How Russia's Military Leadership Was Decapitated Thanks to U.S. Intel

Senior U.S. officials have said that American intelligence about Russian military units has allowed Ukrainians to target and kill many of the Russian generals who have died in the Ukraine war.

Ukrainian officials have said they have killed 12 Russian generals on the front lines, a much higher number than many military experts expected.

The U.S. intelligence includes anticipated Russian military movements and targeting data, The New York Times reported Wednesday, citing senior U.S. officials. It is part of a concerted effort by the administration of U.S. President Joe Biden to provide Ukraine with real-time military intelligence for the fight against the Russians, including Moscow's attempt to take the eastern Donbas region, the war's current front line.

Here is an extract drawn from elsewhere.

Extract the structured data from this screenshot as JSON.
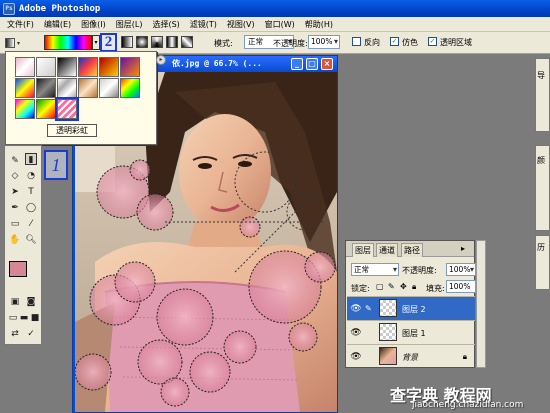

Washington has also provided location and other details to help Ukraine's army track the Russian army's mobile headquarters. The headquarters has shifted location many times as Russia has tried to regroup in the east after failing in its mission to capture the Ukrainian capital, Kyiv. U.S. officials would not tell the Times how that information was acquired for fear of revealing their methods of collecting it and endangering their sources. The report said that classified and commercial satellites have been among the sources.

Ukraine tank in Donbas
Senior U.S. officials have said that American intelligence about Russian military units has allowed Ukraine to target and kill many of the Russian generals who have died in the Ukraine war. Ukrainian soldiers sit on an armored military vehicle in the city of Severodonetsk in Ukraine on April 7, 2022. Fadel Senna/AFP/Getty

Ukraine has combined American tip-offs with its own intelligence to conduct artillery strikes and other attacks that have killed Russian generals, the newspaper reported.

The U.S. officials did not give an exact number of how many Russian generals had been killed as a result of American intelligence, but said attacks on generals were aided by such intelligence.

However, a strike on General Valery Gerasimov that was reported on May 1 was not aided by American intelligence, according to multiple U.S. officials. Gerasimov, Russia's highest-ranking casualty to date, was reportedly flown out of Izyum near Kharkiv after being injured by shrapnel.

Washington also shared intelligence with Kyiv before the war started, about Russia's intention to invade its neighbor.

Asked by the Times about the intelligence being passed on to the Ukrainians, Pentagon spokesperson John F. Kirby declined to reveal details, but said the U.S. provided "Ukraine with information and intelligence that they can use to defend themselves."

Newsweek has contacted the foreign ministries of Russia and Ukraine for comment.

As well as providing intelligence, the U.S. has been one of Ukraine's closest allies during the war, supplying the eastern European country with huge supplies of weapons and billions of dollars' worth of military aid.

On April 28, Biden sent a request to Congress for a new $33 billion aid package for Ukraine and proposed legislation that would allow the U.S. to seize the assets of Russian oligarchs and crack down on sanctions evasion.

The Kremlin has often claimed that Russia is in a proxy war with the U.S.-led West, including NATO.

On Wednesday night, Russia moved to bombard Ukrainian supply lines, including railway stations that are bringing in reinforcements from Western allies.

The European Union, meanwhile, is mulling toughening sanctions on Moscow, including introducing bans on Russian oil exports.